How does a triathlete regenerate?

Sladden: The way I regenerate after a hard session or a race is taking a day or two off depending on how long or how fatigued I feel after it, I try to not do much walking around and just relax knowing that in a few days I’ve got to train again.

What were your biggest successes that you achieved?

Sladden: My biggest successes are winning the great east run and the Haleigh 5 mile race in 2014 and being selected to compete for my county in the Cross Country Championships.

Marcus Sladden running at the Waveney Triathlon - Photo Credit Marcus Sladden

Marcus Sladden running at the Waveney Triathlon – Photo Credit Marcus Sladden

What was your personal triathlon highlight?

Sladden: My personal triathlon highlight is coming second in a local triathlon, and third in my age group in the ITU Grand Final open age group race in London 2013.

Could you imagine to perform an Iron Man?

Sladden: Oh definitely in the future, I’d love to give one a go and excel at it. I want to reach the world champions one day.

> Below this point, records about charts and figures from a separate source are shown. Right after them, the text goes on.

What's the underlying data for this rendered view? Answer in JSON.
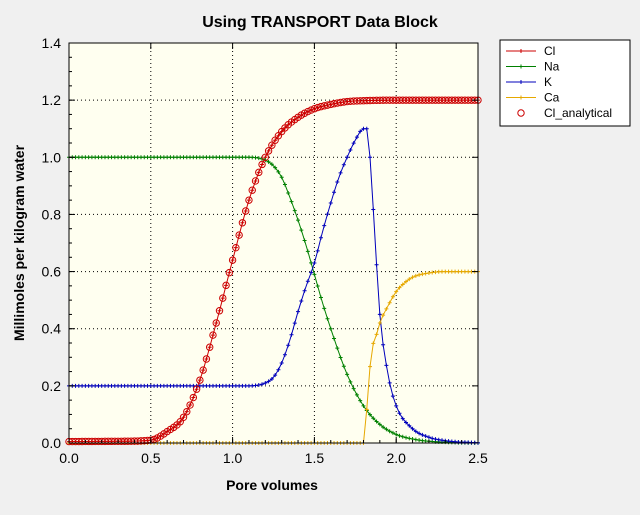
{
  "chart_data": {
    "type": "line",
    "title": "Using TRANSPORT Data Block",
    "xlabel": "Pore volumes",
    "ylabel": "Millimoles per kilogram water",
    "xlim": [
      0,
      2.5
    ],
    "ylim": [
      0,
      1.4
    ],
    "x_ticks": [
      "0.0",
      "0.5",
      "1.0",
      "1.5",
      "2.0",
      "2.5"
    ],
    "y_ticks": [
      "0.0",
      "0.2",
      "0.4",
      "0.6",
      "0.8",
      "1.0",
      "1.2",
      "1.4"
    ],
    "grid": true,
    "legend_position": "right",
    "plot_background": "#fffff0",
    "series": [
      {
        "name": "Cl",
        "color": "#cc0000",
        "marker": "plus",
        "x": [
          0.0,
          0.3,
          0.5,
          0.6,
          0.7,
          0.8,
          0.9,
          1.0,
          1.1,
          1.2,
          1.3,
          1.4,
          1.5,
          1.6,
          1.7,
          1.8,
          2.0,
          2.25,
          2.5
        ],
        "y": [
          0.005,
          0.006,
          0.01,
          0.04,
          0.09,
          0.22,
          0.42,
          0.64,
          0.85,
          1.0,
          1.09,
          1.14,
          1.17,
          1.185,
          1.195,
          1.198,
          1.2,
          1.2,
          1.2
        ]
      },
      {
        "name": "Na",
        "color": "#008000",
        "marker": "plus",
        "x": [
          0.0,
          0.5,
          1.0,
          1.1,
          1.2,
          1.25,
          1.3,
          1.35,
          1.4,
          1.45,
          1.5,
          1.55,
          1.6,
          1.7,
          1.8,
          1.9,
          2.0,
          2.1,
          2.2,
          2.3,
          2.4,
          2.5
        ],
        "y": [
          1.0,
          1.0,
          1.0,
          1.0,
          0.99,
          0.97,
          0.93,
          0.86,
          0.78,
          0.69,
          0.59,
          0.49,
          0.4,
          0.24,
          0.13,
          0.065,
          0.03,
          0.014,
          0.006,
          0.003,
          0.001,
          0.0
        ]
      },
      {
        "name": "K",
        "color": "#0000bb",
        "marker": "plus",
        "x": [
          0.0,
          0.5,
          1.0,
          1.1,
          1.2,
          1.25,
          1.3,
          1.35,
          1.4,
          1.45,
          1.5,
          1.55,
          1.6,
          1.65,
          1.7,
          1.75,
          1.8,
          1.82,
          1.84,
          1.87,
          1.9,
          1.95,
          2.0,
          2.1,
          2.2,
          2.3,
          2.4,
          2.5
        ],
        "y": [
          0.2,
          0.2,
          0.2,
          0.2,
          0.21,
          0.23,
          0.28,
          0.36,
          0.46,
          0.55,
          0.63,
          0.74,
          0.84,
          0.93,
          1.0,
          1.06,
          1.1,
          1.1,
          1.0,
          0.72,
          0.45,
          0.24,
          0.13,
          0.05,
          0.02,
          0.008,
          0.003,
          0.001
        ]
      },
      {
        "name": "Ca",
        "color": "#e6a800",
        "marker": "plus",
        "x": [
          0.0,
          1.0,
          1.8,
          1.81,
          1.83,
          1.85,
          1.88,
          1.9,
          1.95,
          2.0,
          2.05,
          2.1,
          2.2,
          2.3,
          2.4,
          2.5
        ],
        "y": [
          0.0,
          0.0,
          0.0,
          0.04,
          0.2,
          0.32,
          0.38,
          0.42,
          0.48,
          0.53,
          0.56,
          0.58,
          0.595,
          0.6,
          0.6,
          0.6
        ]
      },
      {
        "name": "Cl_analytical",
        "color": "#cc0000",
        "marker": "circle",
        "line": false,
        "x": [
          0.0,
          0.3,
          0.5,
          0.6,
          0.7,
          0.8,
          0.9,
          1.0,
          1.1,
          1.2,
          1.3,
          1.4,
          1.5,
          1.6,
          1.7,
          1.8,
          2.0,
          2.25,
          2.5
        ],
        "y": [
          0.005,
          0.006,
          0.01,
          0.04,
          0.09,
          0.22,
          0.42,
          0.64,
          0.85,
          1.0,
          1.09,
          1.14,
          1.17,
          1.185,
          1.195,
          1.198,
          1.2,
          1.2,
          1.2
        ]
      }
    ]
  }
}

Do you have idols concerning triathlon?

Sladden: I have a lot of people I look up to concerning triathlons, you have the elites like the Brownlee brothers and Javier Gomez, but the people I idolise most are the people I train with, people like Joe and Simon and the people from my run club, seeing there dedication day in and day out really motivates me to keep going.

What are your goals for the future?

Sladden: My goals for the future are qualifying for the World Cup in Conzumel next year, I will be competing in the St Neots triathlon and the Dambuster triathlon to try and secure my spot. A long term goal is to become a professional triathlete.